Lecture 1
Samples vs. Population
Types of Sampling Designs
Simple random sampling = every member in the population has an equal chance to be
sampled.
Stratified sampling = the population is divided into strata; within each stratum a random
sample is drawn.
Convenience sampling sample of people who are readily available.
Descriptive vs.
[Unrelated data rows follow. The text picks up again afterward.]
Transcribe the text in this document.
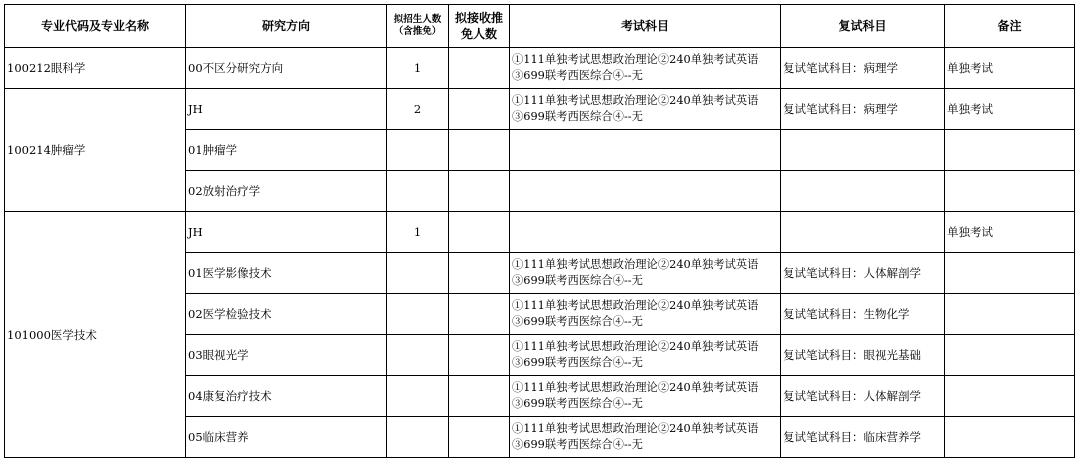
专业代码及专业名称	研究方向	拟招生人数（含推免）	拟接收推免人数	考试科目	复试科目	备注
100212眼科学	00不区分研究方向	1		①111单独考试思想政治理论②240单独考试英语③699联考西医综合④--无	复试笔试科目：病理学	单独考试
100214肿瘤学	JH	2		①111单独考试思想政治理论②240单独考试英语③699联考西医综合④--无	复试笔试科目：病理学	单独考试
	01肿瘤学					
	02放射治疗学					
101000医学技术	JH	1				单独考试
	01医学影像技术			①111单独考试思想政治理论②240单独考试英语③699联考西医综合④--无	复试笔试科目：人体解剖学	
	02医学检验技术			①111单独考试思想政治理论②240单独考试英语③699联考西医综合④--无	复试笔试科目：生物化学	
	03眼视光学			①111单独考试思想政治理论②240单独考试英语③699联考西医综合④--无	复试笔试科目：眼视光基础	
	04康复治疗技术			①111单独考试思想政治理论②240单独考试英语③699联考西医综合④--无	复试笔试科目：人体解剖学	
	05临床营养			①111单独考试思想政治理论②240单独考试英语③699联考西医综合④--无	复试笔试科目：临床营养学	
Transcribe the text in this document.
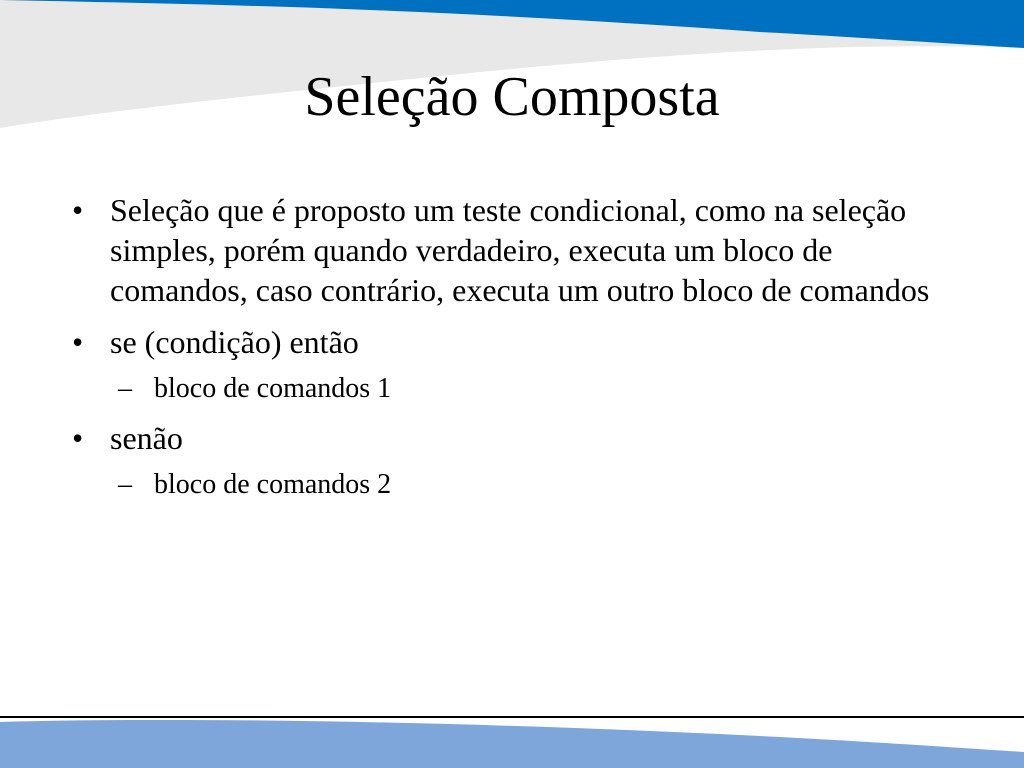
Seleção Composta
• Seleção que é proposto um teste condicional, como na seleção simples, porém quando verdadeiro, executa um bloco de comandos, caso contrário, executa um outro bloco de comandos
• se (condição) então
– bloco de comandos 1
• senão
– bloco de comandos 2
Inferential Statistics
Descriptive statistics
o Summarizing data using measures of central tendency (mean, median, mode) or
measures of dispersion (variance, standard deviation).
Measures about central tendency and dispersion are only about one variable
(correlation is about two).
Inferential statistics = making generalization about the population.
o Procedures:
Null hypothesis significance testing
Steps:
1. Formulating H0 and H1.
2. Make a decision rule.
3. Obtain a t- and p-value from the output.
4. Either reject or keep H0 and draw a conclusion.
Reject if it is in critical regions or p-value < .05
Accept if it is in ‘normal’ region or p -value > .05
Confidence interval estimation
Definition: when we carry out an experiment over and over again,
the 95% CI will contain the real value of the parameter of interest in
95% of the cases.
Interpretation: based on the data, this would be the most probable
range of values for the real value of the correlation coefficient.
Importance: gives an indication of how precise the point estimate is.
Using CI for hypothesis testing: look whether the value of the
statistic under H0 (usually 0) lies within the interval.
o If it is, H0 will belong to the values from which we have 95%
certainty that it could possibly be the population value.
Level of Measurement
Classical measurement levels: nominal, ordinal, interval, ratio.
Categorial variable (e.g., gender).
Quantitative variable (e.g., IQ).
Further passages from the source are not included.